I am having trouble understanding this problem in Electric Potential. (Source: OpenStax, Chapter 19)
Now consider another system of two point charges. One has a mass of 1000 kg and a charge of 50.0 µC, and is initially stationary. The other has a mass of 1.00 kg, a charge of 10.0 µC, and is initially traveling directly at the first point charge at 10.0 m/s from very far away. What will be the closest approach of these two objects to each other?

Here is my attempt:

Spoiler

The internal energy of the system is conserved. Therefore, we have:
KE_{1}+PE_{1}=KE_{2}+PE_{2}
The potential energy at time 1 is essentially 0, and the kinetic energy at time 2 is 0. PE=qV. Therefore, the equation becomes:
0.5(1)(10)^{2} + 0 = 0 + (10*10^{-6})V
50=(10^{-5})V
5,000,000=V
This number is implausible. I also used V=kq_{1}q_{2}/R
5,000,000=kq_{1}q_{2}/R
5,000,000=(9*10^{-9})(10*10^{-6})(50*10^{-6}) / R
Solving for R, I got R=9*10^{-9}m

However, the correct answer was R=9*10^{-2} m, or 9 cm.

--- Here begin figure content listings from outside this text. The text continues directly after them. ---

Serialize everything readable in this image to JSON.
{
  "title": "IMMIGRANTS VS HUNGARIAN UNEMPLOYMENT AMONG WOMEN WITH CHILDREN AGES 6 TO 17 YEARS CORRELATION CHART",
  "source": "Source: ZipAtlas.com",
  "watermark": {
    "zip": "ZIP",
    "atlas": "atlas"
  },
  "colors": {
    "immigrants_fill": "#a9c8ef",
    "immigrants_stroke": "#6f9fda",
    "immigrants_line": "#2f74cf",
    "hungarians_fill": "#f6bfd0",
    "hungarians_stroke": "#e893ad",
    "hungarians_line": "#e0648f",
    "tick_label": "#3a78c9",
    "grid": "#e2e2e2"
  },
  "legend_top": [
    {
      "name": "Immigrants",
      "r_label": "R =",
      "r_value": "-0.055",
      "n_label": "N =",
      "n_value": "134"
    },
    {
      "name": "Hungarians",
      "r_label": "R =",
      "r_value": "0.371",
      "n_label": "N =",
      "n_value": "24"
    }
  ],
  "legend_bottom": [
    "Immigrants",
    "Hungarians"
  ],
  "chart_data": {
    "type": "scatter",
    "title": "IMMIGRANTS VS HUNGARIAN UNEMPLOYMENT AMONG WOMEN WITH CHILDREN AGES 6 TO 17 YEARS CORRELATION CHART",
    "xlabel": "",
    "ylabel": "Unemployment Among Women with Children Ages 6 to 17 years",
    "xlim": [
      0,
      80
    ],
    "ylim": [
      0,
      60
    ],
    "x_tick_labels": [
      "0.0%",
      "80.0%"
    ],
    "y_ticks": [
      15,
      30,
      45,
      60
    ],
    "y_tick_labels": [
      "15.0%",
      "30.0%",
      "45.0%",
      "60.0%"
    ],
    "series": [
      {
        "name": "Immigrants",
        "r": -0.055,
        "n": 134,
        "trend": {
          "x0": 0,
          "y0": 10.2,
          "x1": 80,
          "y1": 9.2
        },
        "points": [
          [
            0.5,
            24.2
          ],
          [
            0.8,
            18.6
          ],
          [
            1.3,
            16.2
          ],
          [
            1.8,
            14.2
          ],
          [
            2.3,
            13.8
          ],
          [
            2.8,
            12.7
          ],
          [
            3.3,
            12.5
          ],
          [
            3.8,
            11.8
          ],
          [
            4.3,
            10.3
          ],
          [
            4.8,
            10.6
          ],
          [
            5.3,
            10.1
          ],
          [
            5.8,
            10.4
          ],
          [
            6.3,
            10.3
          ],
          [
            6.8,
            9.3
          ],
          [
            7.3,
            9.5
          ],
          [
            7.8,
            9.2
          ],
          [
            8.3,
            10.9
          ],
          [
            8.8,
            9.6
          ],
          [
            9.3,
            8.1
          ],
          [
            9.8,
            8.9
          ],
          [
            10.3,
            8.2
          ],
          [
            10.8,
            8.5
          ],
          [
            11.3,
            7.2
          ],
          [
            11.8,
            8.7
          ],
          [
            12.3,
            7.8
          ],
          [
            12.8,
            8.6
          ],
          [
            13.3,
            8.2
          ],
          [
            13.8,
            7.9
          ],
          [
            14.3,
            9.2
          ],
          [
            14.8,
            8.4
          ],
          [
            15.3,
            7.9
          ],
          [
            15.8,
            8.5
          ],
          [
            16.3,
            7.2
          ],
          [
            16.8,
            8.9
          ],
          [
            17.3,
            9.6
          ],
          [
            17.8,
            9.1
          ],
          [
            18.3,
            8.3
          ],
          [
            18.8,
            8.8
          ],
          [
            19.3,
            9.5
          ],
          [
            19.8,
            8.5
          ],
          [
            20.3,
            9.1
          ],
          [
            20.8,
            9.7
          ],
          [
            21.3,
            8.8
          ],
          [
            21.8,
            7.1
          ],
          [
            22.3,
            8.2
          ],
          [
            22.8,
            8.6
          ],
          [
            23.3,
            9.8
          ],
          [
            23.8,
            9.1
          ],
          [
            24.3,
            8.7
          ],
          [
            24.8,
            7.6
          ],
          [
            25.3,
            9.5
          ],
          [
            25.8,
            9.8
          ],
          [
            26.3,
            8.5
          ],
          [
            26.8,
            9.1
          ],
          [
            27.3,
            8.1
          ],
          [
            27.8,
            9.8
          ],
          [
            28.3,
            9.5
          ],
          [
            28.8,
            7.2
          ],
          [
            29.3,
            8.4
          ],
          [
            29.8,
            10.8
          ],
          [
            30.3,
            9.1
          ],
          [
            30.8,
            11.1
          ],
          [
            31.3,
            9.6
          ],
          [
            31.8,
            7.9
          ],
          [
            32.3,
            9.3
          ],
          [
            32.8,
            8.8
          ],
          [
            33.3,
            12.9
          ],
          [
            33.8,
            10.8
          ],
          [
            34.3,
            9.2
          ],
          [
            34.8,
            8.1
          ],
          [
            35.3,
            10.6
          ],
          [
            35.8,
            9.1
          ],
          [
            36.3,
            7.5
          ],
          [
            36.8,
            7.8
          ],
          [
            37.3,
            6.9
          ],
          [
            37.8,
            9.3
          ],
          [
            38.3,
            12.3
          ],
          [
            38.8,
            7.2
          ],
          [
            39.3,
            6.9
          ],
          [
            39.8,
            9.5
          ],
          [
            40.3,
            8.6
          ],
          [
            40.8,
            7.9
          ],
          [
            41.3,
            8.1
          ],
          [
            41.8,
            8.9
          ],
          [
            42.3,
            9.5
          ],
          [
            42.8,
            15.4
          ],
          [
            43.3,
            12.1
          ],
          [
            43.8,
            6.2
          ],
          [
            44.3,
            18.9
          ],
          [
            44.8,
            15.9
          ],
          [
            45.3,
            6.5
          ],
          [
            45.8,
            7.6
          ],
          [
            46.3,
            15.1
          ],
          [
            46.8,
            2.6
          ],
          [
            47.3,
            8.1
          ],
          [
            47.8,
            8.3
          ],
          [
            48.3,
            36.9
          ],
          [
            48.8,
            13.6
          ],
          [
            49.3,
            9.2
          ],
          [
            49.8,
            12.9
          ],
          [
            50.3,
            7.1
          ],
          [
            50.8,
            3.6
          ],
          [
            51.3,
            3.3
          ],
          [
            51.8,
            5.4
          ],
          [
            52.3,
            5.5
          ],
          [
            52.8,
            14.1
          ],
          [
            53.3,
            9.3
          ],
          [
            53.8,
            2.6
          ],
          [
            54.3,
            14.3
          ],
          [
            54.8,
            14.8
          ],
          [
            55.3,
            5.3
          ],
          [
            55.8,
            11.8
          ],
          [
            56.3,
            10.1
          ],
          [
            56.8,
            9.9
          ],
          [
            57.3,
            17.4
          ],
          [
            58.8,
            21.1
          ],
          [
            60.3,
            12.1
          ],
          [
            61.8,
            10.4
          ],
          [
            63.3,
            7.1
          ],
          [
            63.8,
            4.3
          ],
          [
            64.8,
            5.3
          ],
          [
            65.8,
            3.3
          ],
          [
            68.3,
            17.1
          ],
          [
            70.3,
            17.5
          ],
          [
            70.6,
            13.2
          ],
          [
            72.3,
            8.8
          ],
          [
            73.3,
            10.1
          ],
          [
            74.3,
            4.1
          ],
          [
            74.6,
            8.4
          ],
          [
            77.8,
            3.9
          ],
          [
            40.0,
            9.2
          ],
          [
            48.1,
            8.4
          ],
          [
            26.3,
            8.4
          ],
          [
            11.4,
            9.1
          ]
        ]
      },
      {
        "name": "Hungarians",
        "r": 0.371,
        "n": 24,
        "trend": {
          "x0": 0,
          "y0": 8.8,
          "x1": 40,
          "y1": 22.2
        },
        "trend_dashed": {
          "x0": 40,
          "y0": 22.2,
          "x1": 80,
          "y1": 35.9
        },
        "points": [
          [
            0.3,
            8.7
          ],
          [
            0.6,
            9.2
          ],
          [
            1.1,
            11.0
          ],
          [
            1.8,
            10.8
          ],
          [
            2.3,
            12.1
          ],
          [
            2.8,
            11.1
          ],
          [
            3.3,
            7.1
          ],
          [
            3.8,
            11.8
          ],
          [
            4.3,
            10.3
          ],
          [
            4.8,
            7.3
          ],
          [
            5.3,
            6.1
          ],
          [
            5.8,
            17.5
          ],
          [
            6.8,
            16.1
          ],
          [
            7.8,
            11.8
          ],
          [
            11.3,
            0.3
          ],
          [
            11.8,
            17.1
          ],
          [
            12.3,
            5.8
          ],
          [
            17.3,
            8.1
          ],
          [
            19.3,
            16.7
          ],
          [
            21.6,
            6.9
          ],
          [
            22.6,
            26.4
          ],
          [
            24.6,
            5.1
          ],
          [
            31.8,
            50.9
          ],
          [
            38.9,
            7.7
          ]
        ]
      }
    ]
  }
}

Both will move a bit at the time of closest approach, but that is a small correction, not the 7 orders of magnitude difference you got.

Why?

You used V as voltage before. Now you use it as energy and set it equal. That doesn't work. If you would have worked with units, you would have spotted the problem immediately.